Байкеру показалось, что он счастлив.
Это пугало.
…и снилась Кею…
Снилась грязно-розовая свиная голова с торчащей из оскаленной пасти дудкой. Голова висела в темноте и курила. Из дудки вился дымок, заставлявший надрывно кашлять пожилого зеленого попугая. Откашлявшись, попугай принимался задумчиво прочищать клюв ногтем. При этом птица недовольно косилась на голову свиньи, у которой одно ухо вытянулось, одновременно разделившись на пальцы. Пальцы шевелились. Рукоухо напоминало прицепившуюся к донному камню водоросль, колеблемую подводным течением. Рукоухо периодически вынимало из пасти дудку, сплевывало на пол кровью. Точнее, сплевывало куда-то вниз, потому что во сне Кея отсутствовал пол, а персонажи висели в темноте, удерживаемые неизвестно какими силами.
Попугай управился с чисткой клюва, подумал, затем просунул голову между прутьев клетки и заорал: «Педер-расты! Педер-расты!» Свиная голова немедленно постучала дудкотрубкой по клетке, просыпав на темноту струйку золотого песка. «Не обижай гостя, путаник! Перья повыдираю!» Попугай заискивающе нагнул голову, завертел шеей и поспешил исправиться: «Пиастр-ры! Пиастр-ры!»
Прозвучало неубедительно. Кей не поверил. Голова затянулась и выпустила через рваные ноздри серию дымовых колес, квадратов и треугольников. Колеса сдваивались и в темноте поплыли сизые контуры бай-ков. Невесомые байки росли в размерах, но одновременно их контуры размывались и они исчезали один за другим. Их место занимали другие. Возникнув из ничего, исчезали в никуда…
«К чему бы сон такой? – терзался Кей, проснувшись. – Может, разбудить Кока-Лолу и спросить, что она думает?»
Но та была занята более серьезным делом – вытаскивала сено и солому из волос. Кей залюбовался умилительным зрелищем: Кока-Лола мурлыкала, потягивалась, высоко подняв руки, музыкально зевала, морщила носик и даже попыталась, изогнувшись, почесать плечом маленькое белое ушко… Только было Кей открыл рот, чтобы пересказать интересный сон, как вдруг…
…позвонил телефон.
Кей открыл глаза. Оказывается, он уже давно дома, телефон надрывается, а Кока-Лола рядом, и даже не собирается поднять трубку, а только зарывается глубже в подушку, недовольно урча.

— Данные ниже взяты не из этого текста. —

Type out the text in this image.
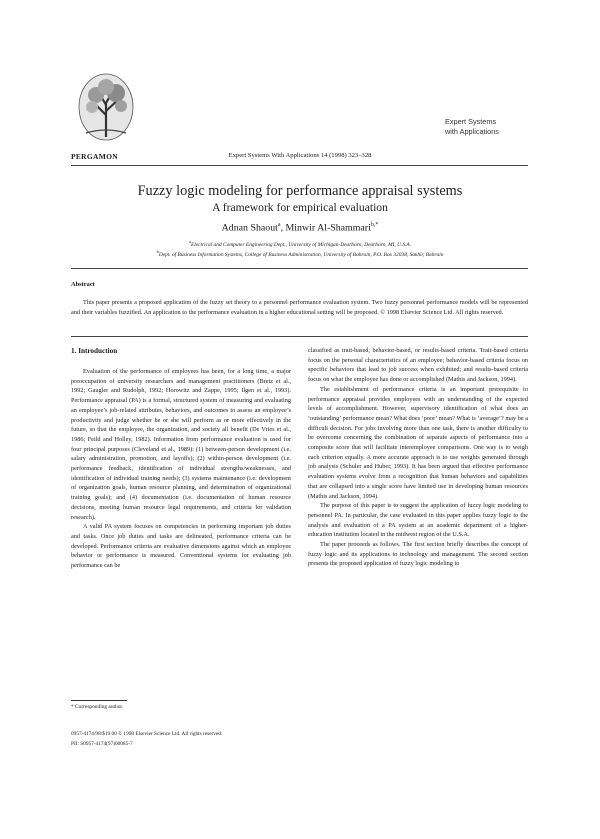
PERGAMON	Expert Systems With Applications 14 (1998) 323–328
Expert Systems
with Applications
Fuzzy logic modeling for performance appraisal systems
A framework for empirical evaluation
Adnan Shaout$^a$, Minwir Al-Shammari$^{b,*}$
$^a$Electrical and Computer Engineering Dept., University of Michigan-Dearborn, Dearborn, MI, U.S.A.
$^b$Dept. of Business Information Systems, College of Business Administration, University of Bahrain, P.O. Box 32038, Sakhir, Bahrain
Abstract
This paper presents a proposed application of the fuzzy set theory to a personnel performance evaluation system. Two fuzzy personnel performance models will be represented and their variables fuzzified. An application to the performance evaluation in a higher educational setting will be proposed. © 1998 Elsevier Science Ltd. All rights reserved.
1. Introduction

Evaluation of the performance of employees has been, for a long time, a major preoccupation of university researchers and management practitioners (Bretz et al., 1992; Gaugler and Rudolph, 1992; Horowitz and Zappe, 1995; Ilgen et al., 1993). Performance appraisal (PA) is a formal, structured system of measuring and evaluating an employee’s job-related attributes, behaviors, and outcomes to assess an employee’s productivity and judge whether he or she will perform as or more effectively in the future, so that the employee, the organization, and society all benefit (De Vries et al., 1986; Feild and Holley, 1982). Information from performance evaluation is used for four principal purposes (Cleveland et al., 1989): (1) between-person development (i.e. salary administration, promotion, and layoffs); (2) within-person development (i.e. performance feedback, identification of individual strengths/weaknesses, and identification of individual training needs); (3) systems maintenance (i.e. development of organization goals, human resource planning, and determination of organizational training goals); and (4) documentation (i.e. documentation of human resource decisions, meeting human resource legal requirements, and criteria for validation research).

A valid PA system focuses on competencies in performing important job duties and tasks. Once job duties and tasks are delineated, performance criteria can be developed. Performance criteria are evaluative dimensions against which an employee behavior or performance is measured. Conventional systems for evaluating job performance can be

classified as trait-based, behavior-based, or results-based criteria. Trait-based criteria focus on the personal characteristics of an employee; behavior-based criteria focus on specific behaviors that lead to job success when exhibited; and results-based criteria focus on what the employee has done or accomplished (Mathis and Jackson, 1994).

The establishment of performance criteria is an important prerequisite to performance appraisal provides employees with an understanding of the expected levels of accomplishment. However, supervisory identification of what does an ‘outstanding’ performance mean? What does ‘poor’ mean? What is ‘average’? may be a difficult decision. For jobs involving more than one task, there is another difficulty to be overcome concerning the combination of separate aspects of performance into a composite score that will facilitate interemployee comparisons. One way is to weigh each criterion equally. A more accurate approach is to use weights generated through job analysis (Schuler and Huber, 1993). It has been argued that effective performance evaluation systems evolve from a recognition that human behaviors and capabilities that are collapsed into a single score have limited use in developing human resources (Mathis and Jackson, 1994).

The purpose of this paper is to suggest the application of fuzzy logic modeling to personnel PA. In particular, the case evaluated in this paper applies fuzzy logic to the analysis and evaluation of a PA system at an academic department of a higher-education institution located in the midwest region of the U.S.A.

The paper proceeds as follows. The first section briefly describes the concept of fuzzy logic and its applications to technology and management. The second section presents the proposed application of fuzzy logic modeling to

* Corresponding author.
0957-4174/98/$19.00 © 1998 Elsevier Science Ltd. All rights reserved.
PII: S0957-4174(97)00085-7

Глубокая ночь. Никуда не поеду!
Лето продолжало дарить сюрпризы. В частности, радуя неожиданными звонками. То сыну захотелось кататься, и его шуточка едва не привела к преждевременной смерти родного папы, едва не раскатанного в блин по сырому полу седьмого круга ада, то есть седьмого этажа подземного гаража.
А вот теперь Покеру втемяшилось срочно зазывать Кея домой для «серьезного разговора». Да еще голосом такого жуткого тембра, словно он только что закончил репетировать речь на поминках. Кей предположил худшее: папа прознал, что его дочь живет с его же другом, и теперь обиженный отец намеревался…

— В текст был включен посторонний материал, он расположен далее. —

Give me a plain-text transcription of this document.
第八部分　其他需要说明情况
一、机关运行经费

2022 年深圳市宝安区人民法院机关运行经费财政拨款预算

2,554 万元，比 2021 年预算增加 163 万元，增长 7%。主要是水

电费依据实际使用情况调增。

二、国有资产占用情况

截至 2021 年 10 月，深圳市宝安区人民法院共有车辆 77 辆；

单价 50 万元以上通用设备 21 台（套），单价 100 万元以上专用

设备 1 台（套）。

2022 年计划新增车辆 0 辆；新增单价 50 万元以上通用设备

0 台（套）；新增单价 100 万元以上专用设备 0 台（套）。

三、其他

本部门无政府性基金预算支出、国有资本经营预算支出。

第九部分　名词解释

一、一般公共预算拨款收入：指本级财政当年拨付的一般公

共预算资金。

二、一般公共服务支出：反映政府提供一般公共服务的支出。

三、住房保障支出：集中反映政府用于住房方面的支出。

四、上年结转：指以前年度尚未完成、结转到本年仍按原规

Здесь мыслительный процесс застопорился. Фантазия рисовала невероятные картины, среди которых самой мирной было изображение Кея, медленно поджаривающегося на слабом пламени костерка. Покер сидел рядом в одном из своих роскошных кресел. Папа Кока-Лолы удерживал на коленях стопочку фотоальбомов, вынимая по одному и побрасывая в огонь…
И снова Кею приходилось вставать среди ночи, одеваться и тихо покидать дом, оставив Кока-Лолу и Урала творить сны без него, бежать, спасаться и побеждать без его участия в их персональных видениях.

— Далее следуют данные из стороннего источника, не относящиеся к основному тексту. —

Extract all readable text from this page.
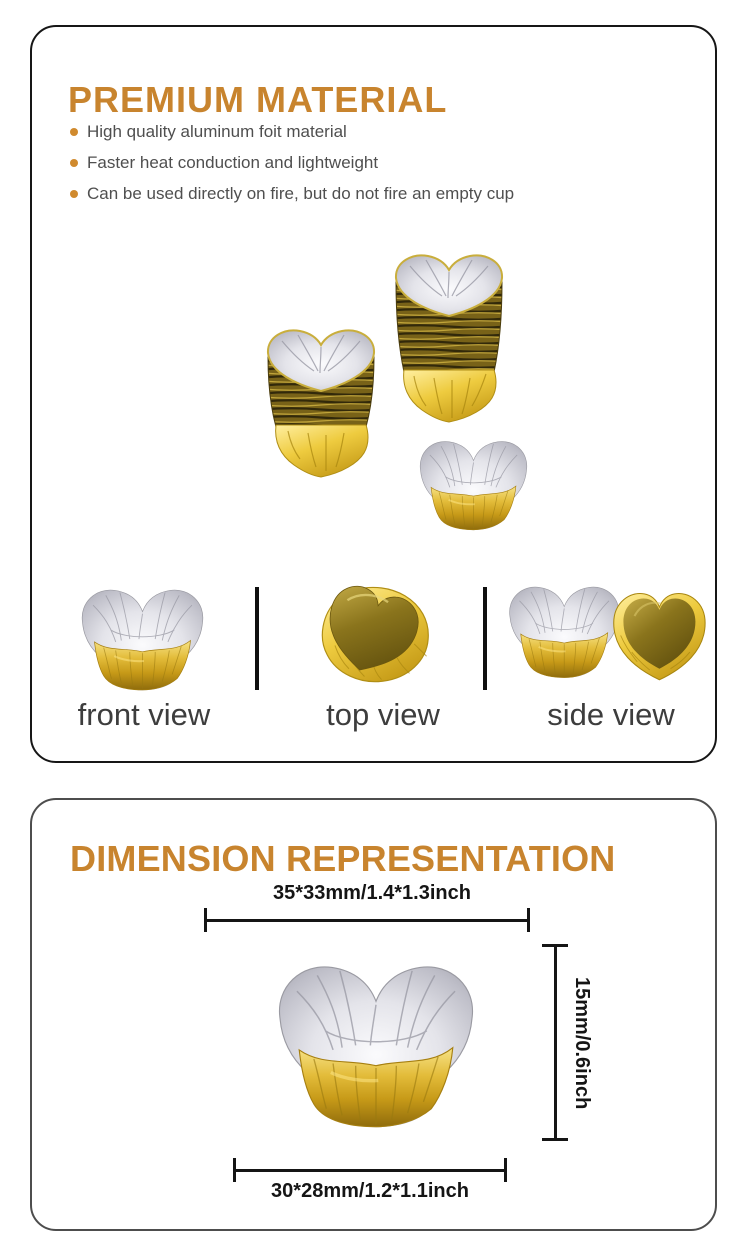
PREMIUM MATERIAL
High quality aluminum foit material
Faster heat conduction and lightweight
Can be used directly on fire, but do not fire an empty cup
front view	top view	side view
DIMENSION REPRESENTATION
35*33mm/1.4*1.3inch
15mm/0.6inch
30*28mm/1.2*1.1inch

Уходя, пошарил в стенном шкафу и вытащил сумочку Кока-Лолы – все ее вещи, с которыми она переехала к Кею. Девчонка забыла про сумочку, потому что этот аксессуар никак не подходил к прикиду байкерской подружки. Из сумочки он вытащил связку ключей от квартиры Покера, на тот случай, если придется самому открывать дверь. Весьма предусмотрительно, памятуя о нетрезвом образе жизни приятеля, который, очевидно, решил покончить с собой – отравиться коньяком, что непросто, потому что дорого.
…Кей отпустил машину и побрел через двор к подъезду. Он медлил, оттягивая неприятный разговор. В качестве оправдания попытался представить себя на месте Покера. И зря. Кровь тут же ударила в голову. Кей потоптался у подъезда, выкурил сигарету, успокоился и направился к распахнутым створкам лифта, на ходу натягивая перчатки…
…Интуиция редко подводила Кея, но и Покер ему редко звонил. А двери покерской квартиры, огромные металлические ворота, приоткрыты. Кея терзали сомнения. Предположим, Покер решил проявить себя как настоящий друг и, прежде чем напиться, предусмотрительно оставил дверь открытой. В этот поздний час никто сюда не сунулся бы без особой надобности. Но что поделывает его супруга? Где эта многострадальная женщина, выхаживавшая мужа в дни запоя?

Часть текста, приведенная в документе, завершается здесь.